The role of pigments in phytoplankton biogeography and evolution

The ocean is home to tiny single celled plants, called phytoplankton, which form the base of the marine food chain. Despite their tiny size, the ocean's phytoplankton perform as much photosynthesis in a year as all the plants on land. There are thousands of different species of phytoplankton and each have unique characteristics, or traits, that mean they are particularly well suited to living in certain ocean conditions. It is important to understand why different phytoplankton species flourish in some parts of the ocean and not others. Some species are particularly important for sustaining fish stocks, and some are toxic to marine mammals and even humans. Also, since each species has different properties that affect how fast it grows and how likely it is to sink, they can have a different impact on the amount of carbon dioxide removed from the atmosphere and locked up in the deep ocean. An improved understanding of the distribution of phytoplankton species in the ocean will therefore enable us to predict how marine ecosystems might change in the future, and ultimately how phytoplankton may impact climate change.

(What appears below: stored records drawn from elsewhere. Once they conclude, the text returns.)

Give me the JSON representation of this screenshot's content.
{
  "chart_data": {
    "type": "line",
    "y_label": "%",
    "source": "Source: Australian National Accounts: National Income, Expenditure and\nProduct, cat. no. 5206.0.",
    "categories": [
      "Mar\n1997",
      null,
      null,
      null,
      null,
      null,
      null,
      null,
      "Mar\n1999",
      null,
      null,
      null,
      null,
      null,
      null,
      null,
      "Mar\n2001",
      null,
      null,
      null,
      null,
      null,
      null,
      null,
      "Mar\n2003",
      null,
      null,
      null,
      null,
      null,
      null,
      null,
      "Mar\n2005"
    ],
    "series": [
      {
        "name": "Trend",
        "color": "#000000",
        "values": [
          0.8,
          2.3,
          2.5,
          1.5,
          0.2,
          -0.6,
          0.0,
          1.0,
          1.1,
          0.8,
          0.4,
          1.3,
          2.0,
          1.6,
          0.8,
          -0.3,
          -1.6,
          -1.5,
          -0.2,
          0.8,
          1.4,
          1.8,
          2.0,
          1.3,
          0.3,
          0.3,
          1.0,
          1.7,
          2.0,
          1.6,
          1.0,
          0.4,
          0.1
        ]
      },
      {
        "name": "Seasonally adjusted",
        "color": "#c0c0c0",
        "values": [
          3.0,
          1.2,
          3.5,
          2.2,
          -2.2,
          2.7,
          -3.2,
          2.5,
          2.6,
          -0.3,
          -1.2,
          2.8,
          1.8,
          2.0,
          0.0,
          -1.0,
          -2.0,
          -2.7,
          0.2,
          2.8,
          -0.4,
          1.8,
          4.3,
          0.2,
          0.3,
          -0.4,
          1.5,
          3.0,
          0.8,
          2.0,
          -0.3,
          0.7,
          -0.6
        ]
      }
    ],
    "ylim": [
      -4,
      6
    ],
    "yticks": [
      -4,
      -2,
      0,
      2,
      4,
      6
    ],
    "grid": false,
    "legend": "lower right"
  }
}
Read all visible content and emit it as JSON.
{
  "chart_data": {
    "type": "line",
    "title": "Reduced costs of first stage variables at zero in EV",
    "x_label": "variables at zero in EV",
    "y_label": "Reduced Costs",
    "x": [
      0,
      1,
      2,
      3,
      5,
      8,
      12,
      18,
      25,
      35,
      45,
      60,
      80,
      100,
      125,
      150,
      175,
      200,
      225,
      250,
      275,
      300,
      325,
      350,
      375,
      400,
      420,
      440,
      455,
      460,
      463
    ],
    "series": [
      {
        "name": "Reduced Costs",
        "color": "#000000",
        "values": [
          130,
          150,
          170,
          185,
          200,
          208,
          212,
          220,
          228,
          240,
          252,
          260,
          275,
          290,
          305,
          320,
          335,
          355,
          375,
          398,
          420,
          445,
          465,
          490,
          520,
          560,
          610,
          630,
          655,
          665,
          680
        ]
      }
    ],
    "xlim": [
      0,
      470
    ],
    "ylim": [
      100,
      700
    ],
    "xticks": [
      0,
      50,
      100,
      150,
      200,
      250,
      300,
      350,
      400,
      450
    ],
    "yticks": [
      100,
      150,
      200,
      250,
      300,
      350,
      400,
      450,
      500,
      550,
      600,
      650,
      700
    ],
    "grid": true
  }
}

Unlike land plants, phytoplankton are obviously never short of water, but they often have to compete with one another for nutrients and light to survive. Each species contains a unique combination of pigments, which absorb the light needed for photosynthesis. The pigments absorb different colours, or wavelengths, of light. Since the wavelengths of available light vary throughout the oceans, phytoplankton species may be particularly well-suited to particular regions because of the wavelengths of light they can absorb. Pigments also need to be 'built' by the phytoplankton as they grow and each type of pigment requires a different amount of resources including carbon and nutrients (such a nitrogen and iron). Subsequently the kinds of pigments contained within different phytoplankton species not only influence the amount of light that they can absorb, but also the amount of nutrients they need to grow. In this study, I will develop and use mathematical models to explore how the pigment combinations of different phytoplankton species affect where they grow in the ocean. In addition to increasing our understanding of the factors influencing phytoplankton distributions, the models will enable us to further investigate interactions between ocean biology and global change.